Он продолжал канючить, пока выведенная из терпения мать не сказала ему тоном, ясно сигнализировавшим, что терпение матери истощается:
– Да иди ты отседа хоть к черту на рога!
Она подумала при этом, что в праздничное утро негоже бы посылать ребенка к черту и как бы это не обернулось худом, так как черт не знает праздников. Но тут ей показалось, что пригорает студень, она кинулась к печке, вытолкав Генку прочь из комнаты.
Радио разрывалось в комнате на части, гремя маршами. Купленный на барахолке разбитый репродуктор вносил свои посильные дополнения в музыку советских композиторов, сипя, треща, трепеща краями выбившегося из металлической оправки бумажного рупора. Генка вышел на веранду. С главной улицы неслась волнами та же музыка, но как она звучала! За ночь техники установили на столбах новые, только что полученные, какие-то хитрые, короткие, светлые, в несколько слоев дюраля, уличные громкоговорители. Старые же, длинные, черные, узкие, больше всего похожие на старорежимные медицинские стетоскопы, исчезли, чтобы уже никогда не появиться…
Генка изнывал на веранде, дожидаясь Вихрова, который обещал взять его с собой на демонстрацию. Вихров медлил. Генка вошел в коридор. Подошел к двери соседей, послушал – там ходили, двигали стульями, что-то лепетал Игорешка; в общем, они поднялись и тоже собирались. Генка хотел постучаться и напомнить соседу, что уже пора бы и выходить из дому. В этот момент он услышал раздраженный голос Вихровой:
– По-моему, ты все-таки ненормальный, папа Дима!
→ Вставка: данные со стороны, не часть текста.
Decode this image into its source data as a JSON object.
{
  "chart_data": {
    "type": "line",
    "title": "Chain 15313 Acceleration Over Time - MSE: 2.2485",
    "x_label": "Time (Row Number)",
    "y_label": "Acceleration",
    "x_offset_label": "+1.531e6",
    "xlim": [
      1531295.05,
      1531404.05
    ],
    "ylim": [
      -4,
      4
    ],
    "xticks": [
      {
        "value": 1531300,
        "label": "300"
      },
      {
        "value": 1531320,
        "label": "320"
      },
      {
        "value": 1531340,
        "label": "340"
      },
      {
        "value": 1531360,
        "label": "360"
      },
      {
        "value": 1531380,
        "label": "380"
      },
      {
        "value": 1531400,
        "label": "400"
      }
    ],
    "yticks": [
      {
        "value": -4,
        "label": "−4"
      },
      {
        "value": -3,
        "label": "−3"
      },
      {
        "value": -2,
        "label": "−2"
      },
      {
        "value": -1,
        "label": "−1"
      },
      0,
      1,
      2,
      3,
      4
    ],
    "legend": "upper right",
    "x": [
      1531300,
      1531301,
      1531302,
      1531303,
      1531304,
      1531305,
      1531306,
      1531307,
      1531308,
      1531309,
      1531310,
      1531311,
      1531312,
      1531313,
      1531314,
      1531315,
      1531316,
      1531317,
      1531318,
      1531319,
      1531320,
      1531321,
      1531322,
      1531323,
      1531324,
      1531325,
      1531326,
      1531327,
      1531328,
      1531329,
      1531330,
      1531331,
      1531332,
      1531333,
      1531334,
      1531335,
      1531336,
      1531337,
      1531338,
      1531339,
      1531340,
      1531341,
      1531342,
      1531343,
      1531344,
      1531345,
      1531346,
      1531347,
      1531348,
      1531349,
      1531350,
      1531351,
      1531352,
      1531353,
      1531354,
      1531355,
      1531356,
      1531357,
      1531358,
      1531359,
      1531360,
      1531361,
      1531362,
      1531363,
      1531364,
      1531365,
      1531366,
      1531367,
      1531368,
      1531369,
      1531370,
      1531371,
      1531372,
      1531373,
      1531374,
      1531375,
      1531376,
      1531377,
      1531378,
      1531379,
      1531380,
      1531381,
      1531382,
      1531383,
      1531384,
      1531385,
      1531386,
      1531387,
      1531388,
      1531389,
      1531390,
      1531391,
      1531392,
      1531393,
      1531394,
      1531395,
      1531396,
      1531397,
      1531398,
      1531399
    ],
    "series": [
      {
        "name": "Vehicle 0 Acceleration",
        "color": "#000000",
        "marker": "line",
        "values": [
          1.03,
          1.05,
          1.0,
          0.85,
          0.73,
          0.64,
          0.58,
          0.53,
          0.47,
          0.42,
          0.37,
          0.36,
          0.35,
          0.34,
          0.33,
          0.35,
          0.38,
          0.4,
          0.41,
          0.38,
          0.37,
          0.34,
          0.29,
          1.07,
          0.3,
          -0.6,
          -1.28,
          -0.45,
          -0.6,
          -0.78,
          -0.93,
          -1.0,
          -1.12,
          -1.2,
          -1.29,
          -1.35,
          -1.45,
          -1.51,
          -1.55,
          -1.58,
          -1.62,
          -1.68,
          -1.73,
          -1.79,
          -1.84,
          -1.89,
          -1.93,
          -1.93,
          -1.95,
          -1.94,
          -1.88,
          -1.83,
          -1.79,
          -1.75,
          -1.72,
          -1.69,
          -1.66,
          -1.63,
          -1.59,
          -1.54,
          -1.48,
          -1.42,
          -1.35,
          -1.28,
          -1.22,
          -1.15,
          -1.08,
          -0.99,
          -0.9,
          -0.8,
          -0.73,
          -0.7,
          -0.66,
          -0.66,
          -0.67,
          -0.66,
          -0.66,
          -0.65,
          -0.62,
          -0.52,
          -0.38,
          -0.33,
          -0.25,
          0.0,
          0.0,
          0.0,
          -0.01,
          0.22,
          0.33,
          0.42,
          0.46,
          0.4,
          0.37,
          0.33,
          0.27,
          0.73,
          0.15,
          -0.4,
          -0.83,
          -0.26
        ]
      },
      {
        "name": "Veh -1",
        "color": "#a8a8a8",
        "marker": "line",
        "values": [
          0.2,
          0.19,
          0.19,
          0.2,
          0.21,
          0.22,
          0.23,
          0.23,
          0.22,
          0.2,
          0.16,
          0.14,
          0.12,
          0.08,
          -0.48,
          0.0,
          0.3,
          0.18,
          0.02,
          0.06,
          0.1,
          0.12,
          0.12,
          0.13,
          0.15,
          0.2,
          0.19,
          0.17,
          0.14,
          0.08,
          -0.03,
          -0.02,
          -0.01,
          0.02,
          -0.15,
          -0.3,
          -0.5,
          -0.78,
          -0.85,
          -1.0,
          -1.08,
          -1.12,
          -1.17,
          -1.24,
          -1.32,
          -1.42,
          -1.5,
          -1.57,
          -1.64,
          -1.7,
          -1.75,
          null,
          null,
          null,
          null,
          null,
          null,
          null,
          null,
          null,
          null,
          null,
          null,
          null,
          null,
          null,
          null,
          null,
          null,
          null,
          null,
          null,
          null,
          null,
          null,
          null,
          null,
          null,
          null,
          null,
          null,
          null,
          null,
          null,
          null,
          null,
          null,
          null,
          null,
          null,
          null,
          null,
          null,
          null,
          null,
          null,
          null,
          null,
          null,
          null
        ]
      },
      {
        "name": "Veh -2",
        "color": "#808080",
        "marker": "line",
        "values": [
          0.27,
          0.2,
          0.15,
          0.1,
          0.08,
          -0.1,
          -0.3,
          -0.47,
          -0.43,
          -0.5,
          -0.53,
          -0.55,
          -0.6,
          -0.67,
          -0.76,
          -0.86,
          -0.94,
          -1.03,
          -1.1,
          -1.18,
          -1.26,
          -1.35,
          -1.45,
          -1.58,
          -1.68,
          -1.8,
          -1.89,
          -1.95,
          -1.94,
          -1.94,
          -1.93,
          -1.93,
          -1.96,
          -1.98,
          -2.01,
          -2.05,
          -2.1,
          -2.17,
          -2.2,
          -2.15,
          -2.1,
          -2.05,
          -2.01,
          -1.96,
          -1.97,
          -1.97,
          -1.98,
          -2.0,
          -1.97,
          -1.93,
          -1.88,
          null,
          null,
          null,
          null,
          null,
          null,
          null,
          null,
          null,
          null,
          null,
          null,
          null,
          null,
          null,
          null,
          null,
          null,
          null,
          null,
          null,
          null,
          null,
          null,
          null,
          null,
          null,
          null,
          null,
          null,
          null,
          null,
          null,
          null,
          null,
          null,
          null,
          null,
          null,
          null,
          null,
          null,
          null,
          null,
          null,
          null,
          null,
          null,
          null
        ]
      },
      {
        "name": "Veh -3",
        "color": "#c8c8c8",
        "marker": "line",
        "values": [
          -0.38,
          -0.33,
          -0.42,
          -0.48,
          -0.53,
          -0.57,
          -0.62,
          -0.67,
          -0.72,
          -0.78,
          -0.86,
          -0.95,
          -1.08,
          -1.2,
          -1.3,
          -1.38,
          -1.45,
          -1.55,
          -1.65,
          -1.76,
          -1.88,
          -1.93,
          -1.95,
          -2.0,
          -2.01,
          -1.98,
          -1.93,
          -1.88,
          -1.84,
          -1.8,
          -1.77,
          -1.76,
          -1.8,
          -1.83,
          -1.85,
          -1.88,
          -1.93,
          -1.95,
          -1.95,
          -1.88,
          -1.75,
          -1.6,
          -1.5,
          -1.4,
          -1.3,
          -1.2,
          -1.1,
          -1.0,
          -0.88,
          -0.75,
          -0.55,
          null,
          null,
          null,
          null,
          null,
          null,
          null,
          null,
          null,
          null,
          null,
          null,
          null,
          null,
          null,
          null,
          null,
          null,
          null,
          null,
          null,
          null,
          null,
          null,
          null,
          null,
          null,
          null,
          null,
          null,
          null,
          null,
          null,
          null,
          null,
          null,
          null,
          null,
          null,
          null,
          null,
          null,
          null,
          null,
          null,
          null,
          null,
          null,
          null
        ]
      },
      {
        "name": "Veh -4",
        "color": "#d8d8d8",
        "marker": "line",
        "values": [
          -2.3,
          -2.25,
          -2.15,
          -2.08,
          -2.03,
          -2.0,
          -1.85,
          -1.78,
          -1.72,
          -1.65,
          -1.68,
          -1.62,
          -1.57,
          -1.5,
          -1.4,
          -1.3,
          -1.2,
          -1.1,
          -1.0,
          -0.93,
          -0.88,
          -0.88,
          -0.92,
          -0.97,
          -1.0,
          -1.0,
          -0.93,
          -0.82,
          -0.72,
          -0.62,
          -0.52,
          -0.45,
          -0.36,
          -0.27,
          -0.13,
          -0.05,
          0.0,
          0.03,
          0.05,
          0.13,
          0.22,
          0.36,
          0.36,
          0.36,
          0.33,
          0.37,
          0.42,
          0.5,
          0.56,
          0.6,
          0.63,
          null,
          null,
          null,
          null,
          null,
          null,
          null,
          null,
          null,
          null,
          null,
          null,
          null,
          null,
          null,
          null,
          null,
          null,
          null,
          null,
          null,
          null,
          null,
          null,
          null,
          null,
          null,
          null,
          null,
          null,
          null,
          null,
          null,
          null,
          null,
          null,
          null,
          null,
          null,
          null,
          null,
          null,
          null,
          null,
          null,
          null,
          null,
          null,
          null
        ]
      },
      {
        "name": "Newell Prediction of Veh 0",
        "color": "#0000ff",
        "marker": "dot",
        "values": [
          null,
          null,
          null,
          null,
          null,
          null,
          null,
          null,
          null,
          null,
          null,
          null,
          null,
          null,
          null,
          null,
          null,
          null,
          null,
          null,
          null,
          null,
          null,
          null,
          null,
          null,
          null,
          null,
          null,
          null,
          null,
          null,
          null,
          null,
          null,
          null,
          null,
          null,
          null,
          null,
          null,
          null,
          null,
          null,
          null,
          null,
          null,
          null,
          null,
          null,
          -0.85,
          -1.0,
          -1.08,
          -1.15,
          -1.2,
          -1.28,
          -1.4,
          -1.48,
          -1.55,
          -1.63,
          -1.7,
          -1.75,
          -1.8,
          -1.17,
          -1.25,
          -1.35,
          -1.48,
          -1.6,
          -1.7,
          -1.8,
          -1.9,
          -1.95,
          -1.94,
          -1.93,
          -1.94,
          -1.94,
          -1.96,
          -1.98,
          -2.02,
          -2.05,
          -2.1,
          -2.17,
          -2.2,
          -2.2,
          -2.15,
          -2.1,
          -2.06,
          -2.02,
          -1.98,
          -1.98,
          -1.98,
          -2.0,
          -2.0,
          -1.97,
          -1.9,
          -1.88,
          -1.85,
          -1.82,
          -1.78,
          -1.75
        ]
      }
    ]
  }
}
Ну, я понимаю, тебе надо идти… а бедный ребенок при чем тут? Намерзнетесь, находитесь, ребенка простудишь! А смысл? У других…
И тут дело дошло до других – примерных, очевидно достойных подражания. Генка вздохнул и не осмелился заявить о своем существовании. Он побрел на веранду. Вышел за ворота. Сердце его трепетало. Он не мог более ждать. Он побрел вверх по улице, оглядываясь – не вышел ли Вихров? Но Вихрова позади не было видно, а впереди – впереди тягачи исходили чадными дымками, потихоньку подтягивая артиллерийские орудия к выходам на главную улицу, чтобы занять свое место в строю и пройти перед трибуной в торжественном марше войск Особой Краснознаменной Дальневосточной армии. Артиллеристы в стальных шлемах, которым дана была команда «вольно», покуривая и переговариваясь, похаживали между орудиями, тускло поблескивавшими металлом в лучах солнца, которое уже выглядывало из-за домов на восходной стороне. И Генка помчался туда, забыв о Вихрове. Он смешался с кучей ребят, уже облепивших со всех сторон бога войны. Тут стояла и Ирочка, ее послали из дома по крайней хозяйственной нужде к знакомым, на другую улицу. И вдруг Генку дернул за рукав не кто иной, как Мишка, которого послали на угол за спичками.
– Ты чего тут? – спросил Мишка, вертя во все стороны своей большой светло-русой головой в старенькой отцовской шапке на затылке. Голубые глаза его на крупном добром лице так и сверкали от возбуждения.
– А ты чего? – отозвался Генка, вытирая нос, отмокший на воздухе.
В переводе на язык взрослых это могло обозначать примерно следующее: «Здравствуйте, дорогой мой! Я очень рад видеть вас в это прекрасное утро. Вы выглядите превосходно. Я надеюсь, что и вы и ваши домашние в добром здоровье? Сердечно прошу передать мой привет вашей супруге и деткам!» И ответ: «Здравствуйте, здравствуйте, уважаемый! Какая приятная встреча! От души поздравляю вас с праздником! Какая прекрасная погода стоит сегодня! Вы тоже – тьфу-тьфу, не сглазить! – выглядите отлично. Надеюсь, что и у вас все обстоит в порядке?»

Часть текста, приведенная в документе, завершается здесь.